Sunday, 13 January 2013

Je rentre d'Orient


Les pages du matin

Samedi matin, arrivé tôt devant La Licorne, en ait profité pour débrouiller vingt minutes autour d’un petit déjeuner chez… (trou de mémoire, endroit connu sur la Place St-Pierre). 

Intéressants les oublis, les trous, trappes et farces de la mémoire, je connais ses jeux et ses détours, mon amie, mon ennemie, ma mémé-moire, mes balbutiements du matin, du midi, du crépuscule à l’aube, enrobés de figures, nombreuses, et pas seulement de style, mais des figurants, ombres, silhouettes découpées dans du papier, « Monsieur, je vous tire le portrait au ciseau, en soixante secondes, dix euros, top chrono ! », sur les escaliers de la Butte, sur la Place du Tertre, à Montmartre de mes amours, de mes idées fixes, rue Girardon 4, cinquième étage, rue Lepic 98, et d’autres lieux encore – mais tous figurants, figuration, personnages d’un théâtre de faux-semblants, de dupes ; et ainsi vais-je de simulacre en masques, d’ombres chinoises en souvenirs, du crépuscule du matin au crépuscule du soir, de château en château, dans des jeux, des lapsus, des trous, des élapses, des relapses, des flash, flish, plic-ploc. Mais il ne pleuvra pas aujourd’hui – ciel d’hiver comme je les aime, bleus blancs, bleus froids. Et dans la Licorne, tiens la « Dame à la Licorne », ah oui, elle m’a beaucoup inspiré récemment, agréable souvenir, une connexion, reconnexion, réseau, attention, arrêt du flux annoncé dans quelques secondes, ultime crash verbal, mes mots se bousculent, close la période, la phrase, enfin.

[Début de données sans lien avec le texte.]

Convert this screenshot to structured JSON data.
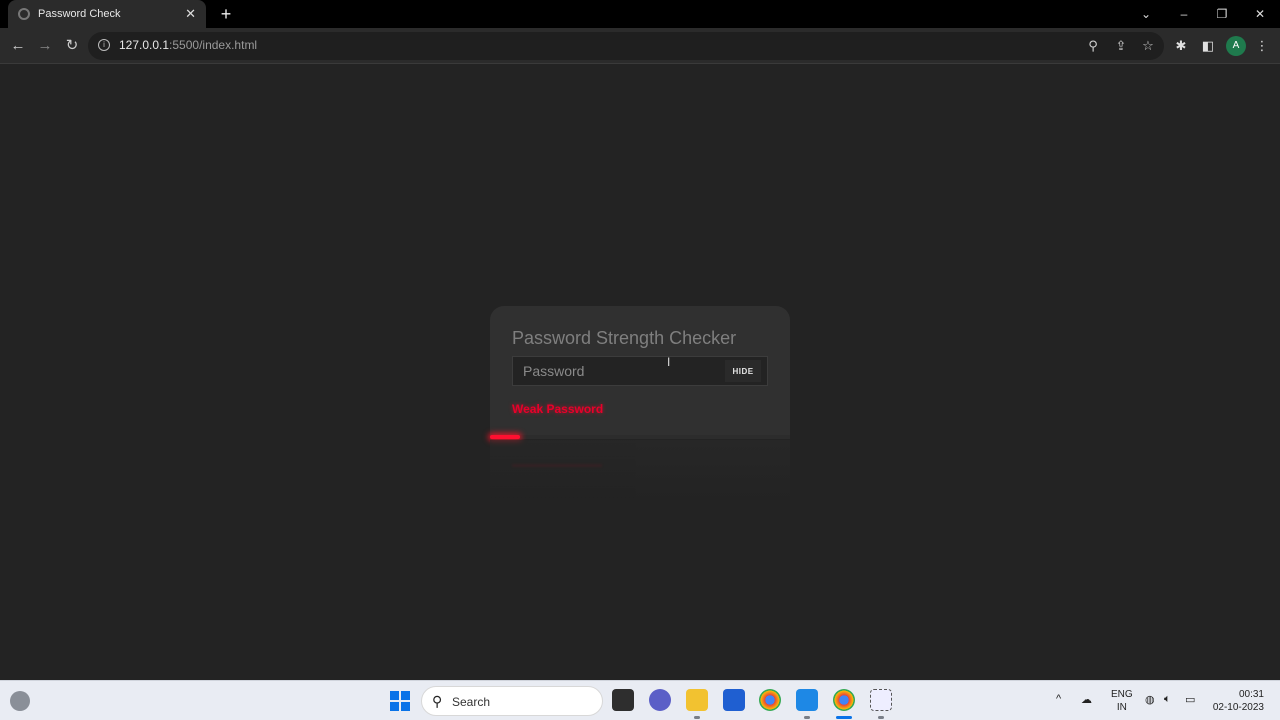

Dès qu’elle se met à voler, à virevolter, voguer cette parole, ces écrits, cela ne m’appartient plus tout à fait, le paradoxe du lecteur complice, il écrit à son tour, se fait passeur, passage, je le sais, le monde est un livre, ou une infinité de livres, encore une de mes obsessions, mes récurrences, mes itérations tirées du fil rouge de la tapisserie de la Notre-Dame à la Licorne, et c’est ainsi que la vie devient plus belle. Oh mon Dieu, donnez-moi la force d’écrire ma page quotidienne !

Céline, mais bon sang, pourquoi Céline !

Son style, cinq fois de suite s’il le faut, c’est une excellente raison, cette manière de faire de la dentelle avec ses phrases. Son humour. Ses aventures, héroïques, bouffonnes, tragiques, ses personnages, à commencer par lui-même ; vrai-faux, menteur, hâbleur, vrai, tellement vrai, Lucette, Le Vigan et Bébert le chat. Sa noirceur, pas de l’outre-noir, son pessimisme, et puis, accessoirement, une mauvaise raison, parce qu’il est maudit, qu’il a mauvaise réputation.

Une rencontre avec Céline

« Bonjour Céline, où préférez-vous que je vous appelle Docteur Destouches ? Oui, non ? Voilà, on peut commencer si vous voulez.
            Je suis fasciné par votre méthode, la construction de vos récits, de vos livres, tous ces feuillets suspendus par des pinces à linge dans le fouillis de votre bureau que Toto, le perroquet s'amusait à mordiller, et vous le laissiez faire, et vous dites aussi que vous avez réécrit dix fois la même page.
            En somme, c’est la question de votre musique. D’où vient-elle ? Comment la retranscrivez-vous ? Où est la partition ? La dentelle du langage, cela ressemble à du langage parlé, mais ce n’en est pas, ce mélange d’argot, de langue populaire, et savante, et vos tournures de phrases un peu précieuses, entre dix-huitième et quartiers du vieux Paris, Courbevoie, la Seine, le Passage Choiseul, Clichy, et puis la Butte, et puis … après un long détour par l’Allemagne, le Danemark, Meudon. Quel est le secret de votre style ?
            Les idées, les théories, vous l’avez dit, c’est du lourd, de l’ennuyeux. Ce que vous aimez, la danse, et les danseuses ! Vous avez fait danser le langage ; les idées, c’est bon pour l’Académie des Zartzélettres, votre invention, c’est la musique, le rythme, les sonorités, les éclats et les silences. On a beaucoup jasé sur vos trois points de suspension. C’est ce qui résume le mieux la question du style je crois, atteindre la limite de l’écrit, du dicible, caresser le silence, se rapprocher du noyau de la nuit d’où sort la création, capturer cette musique que nos oreilles n’entendent pas.

C’était tout pour aujourd’hui.
Merci Monsieur Céline. »


Louis-Ferdinand Céline à Meudon, 1959
-----------
notes rédigées en atelier d'écriture "S'Orienter 2" - 12 janvier.